Search code examples
pythonperformanceloopsmemory-efficient

Efficient and Faster way to calculate the below problem without memory usage of python


I am currently working in a project where I need to loop through millions of rows and do calculation of each loop. Below is the code and df1 is a dataframe which contains 40,000 rows and df2 is also a dataframe which contains 60,000 rows.

mycolumns = ['RowValue_df1','RowValue2_df1','RowValue_df2','RowValue2_df2']
combination = pd.DataFrame(columns=mycolumns)
custom_val = 50
for i in range(0,len(df1)):
    RowValue_df1 = df1["Column1"][i]
    RowValue2_df1 = df1["Column2"][i]

    for m in range(0,len(df2)):
        RowValue_df2 = df2["Column1"][m]
        RowValue2_df2 = df2["Column2"][m]
    
        calc_val = ((RowValue_df1/RowValue_df2) * (RowValue2_df2/RowValue_df1)) * 100 #just an example
    
        if calc_val <= custom_val:
            combination = combination.append(pd.Series([
                RowValue_df1,
                RowValue2_df1,
                RowValue_df2,
                RowValue2_df2,
                ],index = mycolumns),ignore_index=True)
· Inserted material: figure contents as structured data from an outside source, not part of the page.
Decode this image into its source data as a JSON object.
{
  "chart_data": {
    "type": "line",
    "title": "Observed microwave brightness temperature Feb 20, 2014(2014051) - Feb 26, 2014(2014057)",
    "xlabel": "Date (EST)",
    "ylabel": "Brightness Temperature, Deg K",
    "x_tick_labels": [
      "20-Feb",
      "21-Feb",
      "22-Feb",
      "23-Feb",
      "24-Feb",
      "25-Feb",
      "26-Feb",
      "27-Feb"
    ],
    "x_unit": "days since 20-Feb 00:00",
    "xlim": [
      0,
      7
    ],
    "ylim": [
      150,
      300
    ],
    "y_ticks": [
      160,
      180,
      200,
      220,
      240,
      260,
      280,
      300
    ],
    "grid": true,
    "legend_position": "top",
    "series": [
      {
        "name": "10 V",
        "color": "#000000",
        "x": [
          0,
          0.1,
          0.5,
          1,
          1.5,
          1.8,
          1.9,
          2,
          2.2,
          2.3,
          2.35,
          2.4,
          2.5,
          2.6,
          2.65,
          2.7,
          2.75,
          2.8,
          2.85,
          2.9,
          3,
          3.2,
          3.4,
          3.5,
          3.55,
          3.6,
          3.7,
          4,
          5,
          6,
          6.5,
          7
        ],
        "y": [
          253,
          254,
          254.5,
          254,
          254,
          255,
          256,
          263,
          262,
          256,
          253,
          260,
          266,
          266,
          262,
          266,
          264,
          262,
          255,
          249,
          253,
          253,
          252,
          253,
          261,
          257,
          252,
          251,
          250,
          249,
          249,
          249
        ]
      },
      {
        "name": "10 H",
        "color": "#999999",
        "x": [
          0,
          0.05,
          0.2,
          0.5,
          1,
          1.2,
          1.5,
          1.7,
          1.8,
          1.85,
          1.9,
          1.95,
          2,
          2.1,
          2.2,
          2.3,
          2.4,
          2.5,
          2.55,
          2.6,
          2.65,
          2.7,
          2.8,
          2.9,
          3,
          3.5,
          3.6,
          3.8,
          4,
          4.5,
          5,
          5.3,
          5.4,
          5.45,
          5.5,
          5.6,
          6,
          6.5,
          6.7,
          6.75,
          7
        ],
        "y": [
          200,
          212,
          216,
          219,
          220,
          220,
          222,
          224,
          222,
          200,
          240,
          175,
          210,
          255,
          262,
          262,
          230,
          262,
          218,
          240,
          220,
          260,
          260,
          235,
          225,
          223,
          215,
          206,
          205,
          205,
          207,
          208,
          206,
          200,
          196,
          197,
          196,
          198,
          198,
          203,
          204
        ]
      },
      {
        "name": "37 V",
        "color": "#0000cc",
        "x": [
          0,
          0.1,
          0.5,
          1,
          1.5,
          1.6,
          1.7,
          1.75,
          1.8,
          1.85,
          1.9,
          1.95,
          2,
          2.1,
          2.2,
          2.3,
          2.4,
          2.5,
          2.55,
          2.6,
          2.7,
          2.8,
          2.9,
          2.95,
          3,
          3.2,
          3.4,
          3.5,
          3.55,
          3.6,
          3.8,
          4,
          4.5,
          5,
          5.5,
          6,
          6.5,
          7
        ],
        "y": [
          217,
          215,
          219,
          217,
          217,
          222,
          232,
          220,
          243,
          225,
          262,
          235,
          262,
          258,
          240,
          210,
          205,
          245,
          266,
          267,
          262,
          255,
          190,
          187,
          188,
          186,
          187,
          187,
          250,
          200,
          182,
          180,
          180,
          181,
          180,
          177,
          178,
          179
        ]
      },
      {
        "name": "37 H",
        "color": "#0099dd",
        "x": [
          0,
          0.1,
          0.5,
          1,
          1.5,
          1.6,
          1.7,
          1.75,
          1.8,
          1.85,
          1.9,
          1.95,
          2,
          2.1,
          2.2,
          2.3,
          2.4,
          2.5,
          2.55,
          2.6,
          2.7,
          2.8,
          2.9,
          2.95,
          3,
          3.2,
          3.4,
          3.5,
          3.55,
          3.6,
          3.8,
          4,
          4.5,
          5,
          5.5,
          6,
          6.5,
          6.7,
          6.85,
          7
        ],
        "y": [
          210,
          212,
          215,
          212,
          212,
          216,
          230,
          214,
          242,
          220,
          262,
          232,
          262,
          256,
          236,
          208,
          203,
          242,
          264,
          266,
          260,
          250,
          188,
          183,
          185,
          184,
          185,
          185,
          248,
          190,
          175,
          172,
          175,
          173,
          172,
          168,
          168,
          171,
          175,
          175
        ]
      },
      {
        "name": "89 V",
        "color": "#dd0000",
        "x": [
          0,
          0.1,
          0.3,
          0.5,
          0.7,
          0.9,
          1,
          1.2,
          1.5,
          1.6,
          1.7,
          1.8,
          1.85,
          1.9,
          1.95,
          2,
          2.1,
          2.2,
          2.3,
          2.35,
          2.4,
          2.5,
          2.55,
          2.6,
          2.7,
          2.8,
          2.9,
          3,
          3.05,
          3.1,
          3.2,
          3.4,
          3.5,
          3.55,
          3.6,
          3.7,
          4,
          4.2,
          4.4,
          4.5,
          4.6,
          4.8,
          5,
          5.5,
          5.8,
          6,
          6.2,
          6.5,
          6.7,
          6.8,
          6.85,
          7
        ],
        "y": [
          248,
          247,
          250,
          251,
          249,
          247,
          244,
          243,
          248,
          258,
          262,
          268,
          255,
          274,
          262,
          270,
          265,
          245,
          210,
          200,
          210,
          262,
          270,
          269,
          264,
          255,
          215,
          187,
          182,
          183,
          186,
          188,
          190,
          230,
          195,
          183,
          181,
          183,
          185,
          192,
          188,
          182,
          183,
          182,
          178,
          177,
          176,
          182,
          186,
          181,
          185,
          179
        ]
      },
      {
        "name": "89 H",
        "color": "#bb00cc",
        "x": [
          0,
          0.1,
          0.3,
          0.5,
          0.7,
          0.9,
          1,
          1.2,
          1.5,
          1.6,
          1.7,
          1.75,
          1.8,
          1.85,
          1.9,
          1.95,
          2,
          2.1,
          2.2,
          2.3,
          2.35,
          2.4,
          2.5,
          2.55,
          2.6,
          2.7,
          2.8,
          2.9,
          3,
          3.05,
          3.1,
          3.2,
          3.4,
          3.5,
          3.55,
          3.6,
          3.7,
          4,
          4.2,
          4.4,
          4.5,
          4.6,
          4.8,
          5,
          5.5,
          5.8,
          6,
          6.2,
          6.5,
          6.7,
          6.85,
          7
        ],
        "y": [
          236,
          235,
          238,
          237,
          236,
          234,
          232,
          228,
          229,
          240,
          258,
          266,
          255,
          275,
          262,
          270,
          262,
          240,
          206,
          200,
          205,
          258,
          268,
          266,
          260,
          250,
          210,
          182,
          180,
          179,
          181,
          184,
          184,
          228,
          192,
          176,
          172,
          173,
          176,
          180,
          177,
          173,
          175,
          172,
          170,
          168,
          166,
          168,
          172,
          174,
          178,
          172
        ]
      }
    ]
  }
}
It takes so much of time that I was not even able to run it fully. Is there any efficient way to change the above code.


Solution

  • Two changes can be applied to speed up this code:

    • combination.append is very slow because it recreate a new dataframe for each new appended line. You can append the lines to a Python list and then use create the final dataframe from the resulting list. This should be much much faster with a list.
    • The inner m-based loop can be vectorized using Numpy. You can compute calc_val by working directly on columns and not values and you can use where of Numpy to filter the elements.